I’m at a writing retreat called Despite Excuses, up along the California coast. One week, nine writers, an amazing view of the ocean, and words words words.

This retreat is called “Despite Excuses” because there will always be excuses, reasons to not write, other things that take priority or precedence. But we get together somewhere beautiful for a week and we write anyway.

We workshopped my next novel for an hour before dinner. I got great feedback and new ideas, and was proclaimed “ready to go and write this thing.”

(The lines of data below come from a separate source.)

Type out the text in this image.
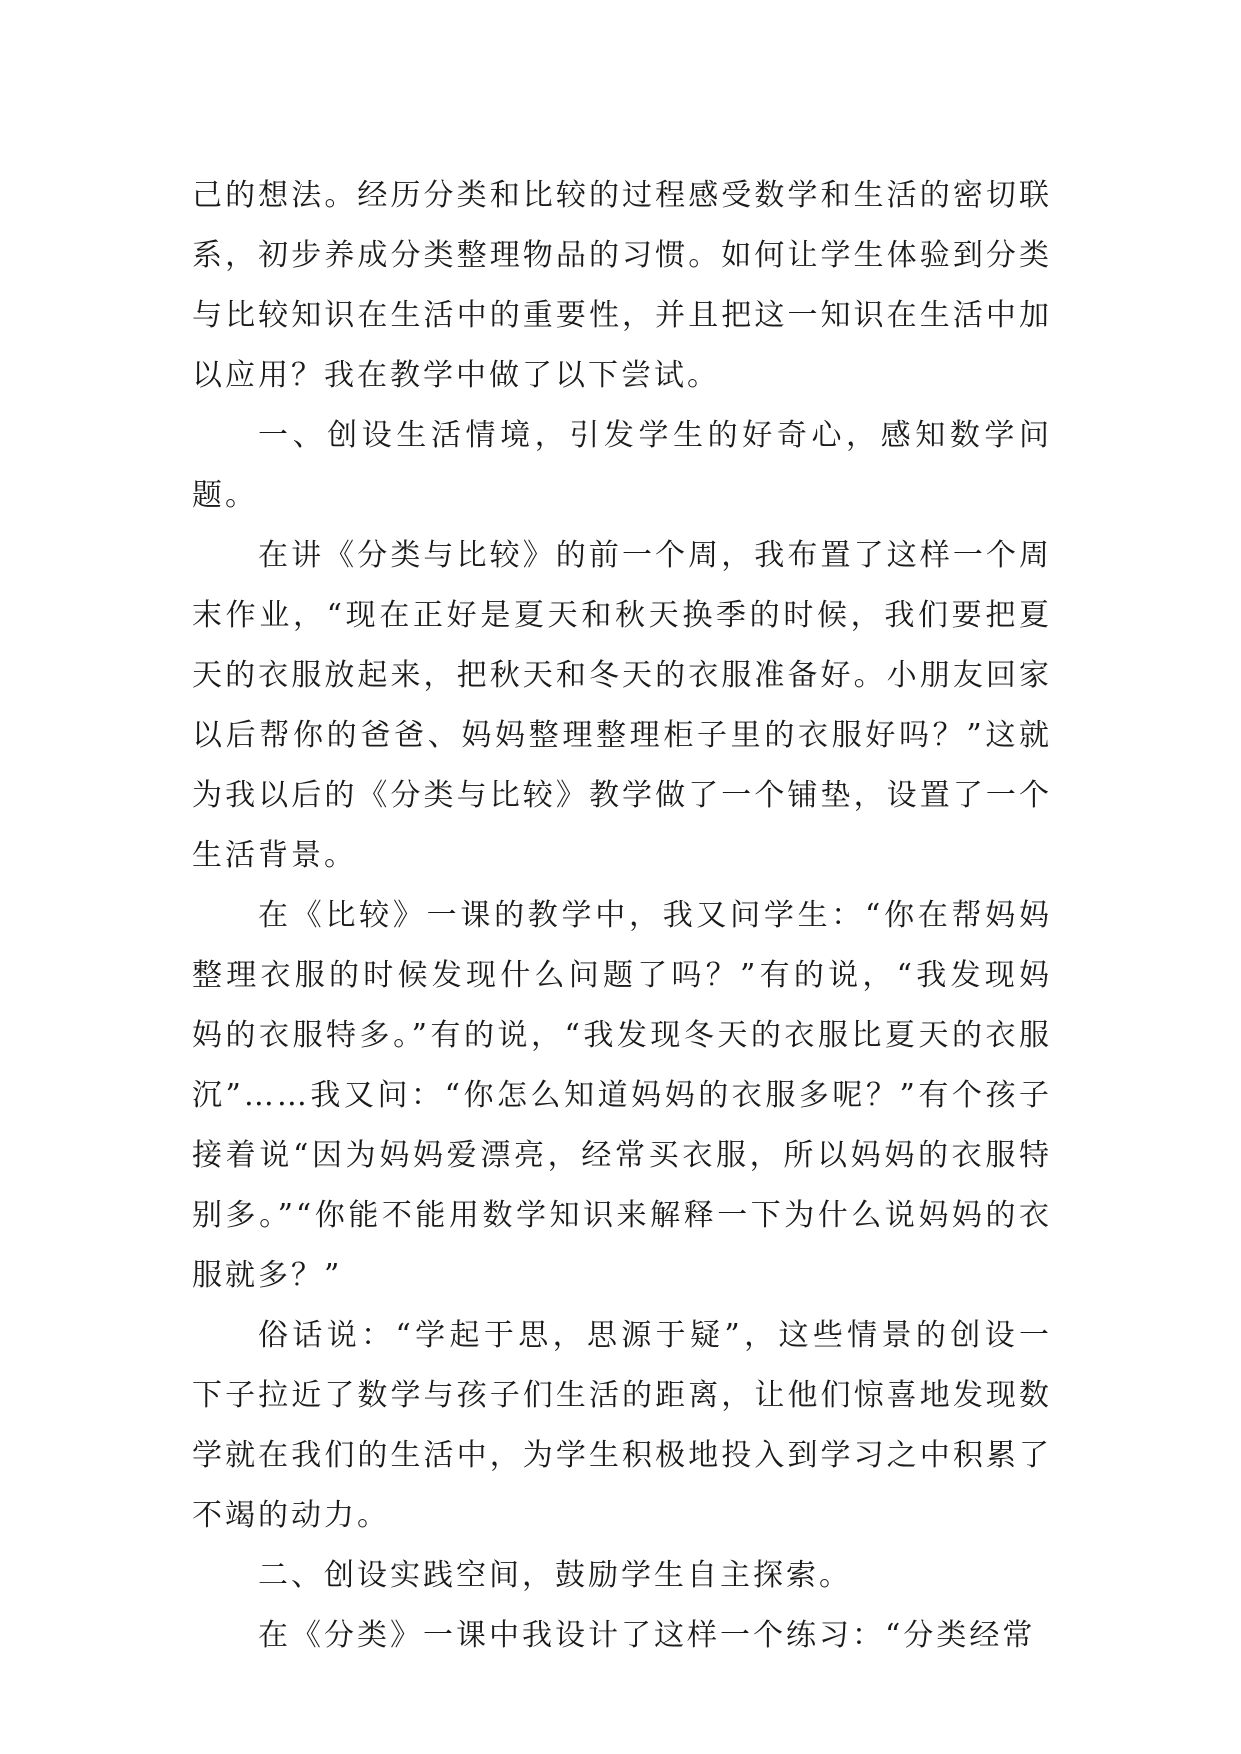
己的想法。经历分类和比较的过程感受数学和生活的密切联系，初步养成分类整理物品的习惯。如何让学生体验到分类与比较知识在生活中的重要性，并且把这一知识在生活中加以应用？我在教学中做了以下尝试。

一、创设生活情境，引发学生的好奇心，感知数学问题。

在讲《分类与比较》的前一个周，我布置了这样一个周末作业，“现在正好是夏天和秋天换季的时候，我们要把夏天的衣服放起来，把秋天和冬天的衣服准备好。小朋友回家以后帮你的爸爸、妈妈整理整理柜子里的衣服好吗？”这就为我以后的《分类与比较》教学做了一个铺垫，设置了一个生活背景。

在《比较》一课的教学中，我又问学生：“你在帮妈妈整理衣服的时候发现什么问题了吗？”有的说，“我发现妈妈的衣服特多。”有的说，“我发现冬天的衣服比夏天的衣服沉”……我又问：“你怎么知道妈妈的衣服多呢？”有个孩子接着说“因为妈妈爱漂亮，经常买衣服，所以妈妈的衣服特别多。”“你能不能用数学知识来解释一下为什么说妈妈的衣服就多？”

俗话说：“学起于思，思源于疑”，这些情景的创设一下子拉近了数学与孩子们生活的距离，让他们惊喜地发现数学就在我们的生活中，为学生积极地投入到学习之中积累了不竭的动力。

二、创设实践空间，鼓励学生自主探索。

在《分类》一课中我设计了这样一个练习：“分类经常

I’ve tried to write this thing before. This novel’s been in my head since 2010. It’s the hard science fiction manuscript that brought me to LaunchPad. I have eight(ish) chapters of a draft, which I apparently wrote to bring myself to the realization that I was using the wrong point of view, and possibly starting at the wrong part of the story.

Today I’m converting those 14,000(ish) words from first to third person, to see what they feel like there. Then I’ll build on them. They might all stay, they might all go, but I need to look at my foundation to decide whether it fits the house I want to build.

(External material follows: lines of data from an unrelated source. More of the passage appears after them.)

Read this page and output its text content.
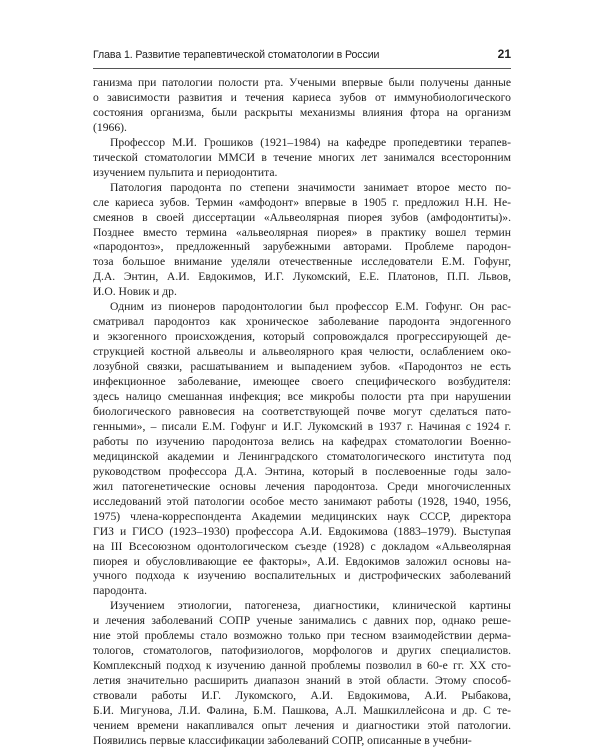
Глава 1. Развитие терапевтической стоматологии в России	21

ганизма при патологии полости рта. Учеными впервые были получены данные
о зависимости развития и течения кариеса зубов от иммунобиологического
состояния организма, были раскрыты механизмы влияния фтора на организм
(1966).

Профессор М.И. Грошиков (1921–1984) на кафедре пропедевтики терапев-
тической стоматологии ММСИ в течение многих лет занимался всесторонним
изучением пульпита и периодонтита.

Патология пародонта по степени значимости занимает второе место по-
сле кариеса зубов. Термин «амфодонт» впервые в 1905 г. предложил Н.Н. Не-
смеянов в своей диссертации «Альвеолярная пиорея зубов (амфодонтиты)».
Позднее вместо термина «альвеолярная пиорея» в практику вошел термин
«пародонтоз», предложенный зарубежными авторами. Проблеме пародон-
тоза большое внимание уделяли отечественные исследователи Е.М. Гофунг,
Д.А. Энтин, А.И. Евдокимов, И.Г. Лукомский, Е.Е. Платонов, П.П. Львов,
И.О. Новик и др.

Одним из пионеров пародонтологии был профессор Е.М. Гофунг. Он рас-
сматривал пародонтоз как хроническое заболевание пародонта эндогенного
и экзогенного происхождения, который сопровождался прогрессирующей де-
струкцией костной альвеолы и альвеолярного края челюсти, ослаблением око-
лозубной связки, расшатыванием и выпадением зубов. «Пародонтоз не есть
инфекционное заболевание, имеющее своего специфического возбудителя:
здесь налицо смешанная инфекция; все микробы полости рта при нарушении
биологического равновесия на соответствующей почве могут сделаться пато-
генными», – писали Е.М. Гофунг и И.Г. Лукомский в 1937 г. Начиная с 1924 г.
работы по изучению пародонтоза велись на кафедрах стоматологии Военно-
медицинской академии и Ленинградского стоматологического института под
руководством профессора Д.А. Энтина, который в послевоенные годы зало-
жил патогенетические основы лечения пародонтоза. Среди многочисленных
исследований этой патологии особое место занимают работы (1928, 1940, 1956,
1975) члена-корреспондента Академии медицинских наук СССР, директора
ГИЗ и ГИСО (1923–1930) профессора А.И. Евдокимова (1883–1979). Выступая
на III Всесоюзном одонтологическом съезде (1928) с докладом «Альвеолярная
пиорея и обусловливающие ее факторы», А.И. Евдокимов заложил основы на-
учного подхода к изучению воспалительных и дистрофических заболеваний
пародонта.

Изучением этиологии, патогенеза, диагностики, клинической картины
и лечения заболеваний СОПР ученые занимались с давних пор, однако реше-
ние этой проблемы стало возможно только при тесном взаимодействии дерма-
тологов, стоматологов, патофизиологов, морфологов и других специалистов.
Комплексный подход к изучению данной проблемы позволил в 60-е гг. ХХ сто-
летия значительно расширить диапазон знаний в этой области. Этому способ-
ствовали работы И.Г. Лукомского, А.И. Евдокимова, А.И. Рыбакова,
Б.И. Мигунова, Л.И. Фалина, Б.М. Пашкова, А.Л. Машкиллейсона и др. С те-
чением времени накапливался опыт лечения и диагностики этой патологии.
Появились первые классификации заболеваний СОПР, описанные в учебни-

A Few Observations About Space

I recently re-found these notes in a notebook I hadn’t opened in a while (okay, in an Evernote notebook folder, but still!), and thought they were worth copying here for posterity. For writing science fiction, they’re good to keep in mind.

These are observations from the STARSHIP CENTURY conference in 2013, but they still hold true.

Three things I learned at STARSHIP CENTURY:
1. There’s a big difference between what’s actually possible with right-now technology, and what’s possible given some major leap we haven’t made yet. The people who deal with the “major-leap”-possible believe fervently in that condition being met and their idea being possible, so it’s important to apply critical thinking and listen for those hand-waving moments.
Like the astronaut mining venture: all this is exactly right-now possible IF we presume an established base on the moon. Well, we haven’t established a base on the moon yet, so none of this is exactly right-now plausible.
Figuring out the composition of interstellar matter is right-now possible. Designing ships that run on electricity or nuclear fission is right-now possible. Designing ships that run on nuclear fusion is not right-now possible.
2. Light speed is FAST. Like, really fast. Like, at just 10% of the speed of light you’d orbit the earth in one second. At just 3.75% of the speed of light, a dust particle hitting the windshield would impact with the nuclear force of a hydrogen bomb.
[Which means I seriously have to recalculate my ship and its speed. I think I can use charged particles as a shield to deflect dust (“deflector” shields, go figure), but in right-now-technology hard science fiction, 85% light speed is just not practical or plausible.]
We can theoretically right-now see our way to about 5-7%, which with exhaust propulsion becomes about 10-14%, but that’s all.
3. Other stars are far. Like, REALLY FAR. An Astronomical Unit (1 AU) is 100 million miles — the distance from the sun to the earth. A light year is 64,000 AUs. The next nearest star to our sun, Alpha Centauri, is 15 light years away.
It’s unlikely that there are other stars between here and there. We’d have seen them by now. But there may be habitable planets and moons that are, at their closest, about that far. It’s much more realistic to surmise that the other “goldilocks planets” that support life in our galaxy, if there are any, are on about the same position on their spiral arms as we are on ours. That’s, as the Californians would say, hella far.